With larger and more poorly defined lesions, include a larger excision margin of 4–5 mm, particularly for micronodular and morphoeic BCCs and poorly differentiated SCCs.3
Figure 12. Marking the boundary of the BCC
Figure 13. Measuring the lesion and margins
Figure 14. Infiltrating local anaesthetic into the area
Most sutured wounds have uncomplicated healing and routine antibiotics are not recommended. However, situations that significantly increase the risk of wound infection may warrant prophylactic antibiotics. This includes ulcerated lesions, wounds under significant tension, lesions below the knee, flap or graft repairs and wounds in immunocompromised patients.
Prevention of skin cancer
All parents of young children should be made aware of the need for sun protection early in life to significantly reduce the risk of skin cancer. Skin cancer patients can significantly reduce their risk of further skin cancers by minimising sun exposure and by covering up and applying sunscreen daily to the face. Some high risk patients may be offered chemoprevention measures such as acitretin capsules (a vitamin A derivative).
Key important points
- GPs play a pivotal role in the early detection and management of NMSCs.

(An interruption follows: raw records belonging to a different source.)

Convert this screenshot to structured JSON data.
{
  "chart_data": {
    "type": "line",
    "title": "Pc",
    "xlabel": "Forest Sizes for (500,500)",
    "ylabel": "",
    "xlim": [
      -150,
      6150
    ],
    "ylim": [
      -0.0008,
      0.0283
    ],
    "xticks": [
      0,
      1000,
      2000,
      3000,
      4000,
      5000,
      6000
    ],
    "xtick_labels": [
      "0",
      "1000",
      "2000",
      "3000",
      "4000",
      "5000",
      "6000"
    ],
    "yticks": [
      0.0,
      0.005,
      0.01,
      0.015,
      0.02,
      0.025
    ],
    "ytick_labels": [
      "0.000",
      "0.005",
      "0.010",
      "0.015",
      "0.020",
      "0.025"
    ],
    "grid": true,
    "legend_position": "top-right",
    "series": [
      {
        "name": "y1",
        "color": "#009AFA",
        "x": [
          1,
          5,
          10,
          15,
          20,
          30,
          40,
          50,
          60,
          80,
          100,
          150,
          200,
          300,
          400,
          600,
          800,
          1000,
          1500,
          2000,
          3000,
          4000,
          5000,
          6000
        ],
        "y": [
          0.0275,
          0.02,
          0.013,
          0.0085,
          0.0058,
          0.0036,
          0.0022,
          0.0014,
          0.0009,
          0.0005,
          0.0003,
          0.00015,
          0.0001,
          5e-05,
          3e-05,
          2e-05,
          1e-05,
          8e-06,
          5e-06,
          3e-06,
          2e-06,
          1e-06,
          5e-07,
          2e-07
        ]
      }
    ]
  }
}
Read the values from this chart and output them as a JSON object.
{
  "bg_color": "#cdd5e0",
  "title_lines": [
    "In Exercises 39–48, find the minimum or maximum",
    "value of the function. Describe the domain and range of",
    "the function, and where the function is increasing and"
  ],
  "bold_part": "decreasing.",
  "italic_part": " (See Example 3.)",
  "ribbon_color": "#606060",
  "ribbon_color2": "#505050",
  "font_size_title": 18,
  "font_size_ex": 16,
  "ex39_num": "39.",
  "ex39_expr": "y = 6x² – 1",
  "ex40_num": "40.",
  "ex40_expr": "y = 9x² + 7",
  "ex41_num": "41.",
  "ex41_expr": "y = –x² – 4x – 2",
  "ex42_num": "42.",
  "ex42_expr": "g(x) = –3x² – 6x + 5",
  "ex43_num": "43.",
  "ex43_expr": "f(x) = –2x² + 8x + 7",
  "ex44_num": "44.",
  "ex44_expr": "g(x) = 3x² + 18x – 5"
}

- Excision is still the gold standard treatment for NMSCs.
- Uncomplicated small tumours are best removed by an elliptical excision with a 3–4 mm margin.
- Other treatment options include liquid nitrogen, radiotherapy, imiquimod and photodynamic therapy.
- Consider referring difficult skin cancers or cancers in danger areas such as the nose, lips, eyes and ears.
- Prophylactic antibiotics are not required except in certain settings such as ulcerated lesions, lesions below the knee, wounds under tension and for immunocompromised patients.
- Opportunistic screening for skin cancer should be a routine part of general practice. Young patients with sun damaged skin require ongoing review.
Conflict of interest: none declared.
- Australian Institute of Health and Welfare. 2010. Cancer in Australia 2010: an overview. Cancer Series No. 60. Cat. no. CAN 56. Canberra: AIHW. Available at www.aihw.gov.au/publication–detail/?id=6442472459. [Accessed 1 October 2011].
- The Royal Australian College of General Practitioners. The role of general practice in prevention and health promotion. 2006. Available at www.racgp.org.au/policy/Role_of_gp_in_prevention_and_health_promotion.pdf
- Basal cell carcinoma, squamous cell carcinoma (and related lesions): a guide to clinical management in Australia. Sydney: Cancer Council Australia and Australian Cancer Network, 2008.
- Zalaudek I, Kreusch J, Giacomel J, Ferrara G, Catricalà C, Argenziano G. How to diagnose nonpigmented skin tumors: a review of vascular structures seen with dermatoscopy, part II. Nonmelanocytic skin tumors. J Am Acad Dermatol 2010;63:377–86, quiz 387–8.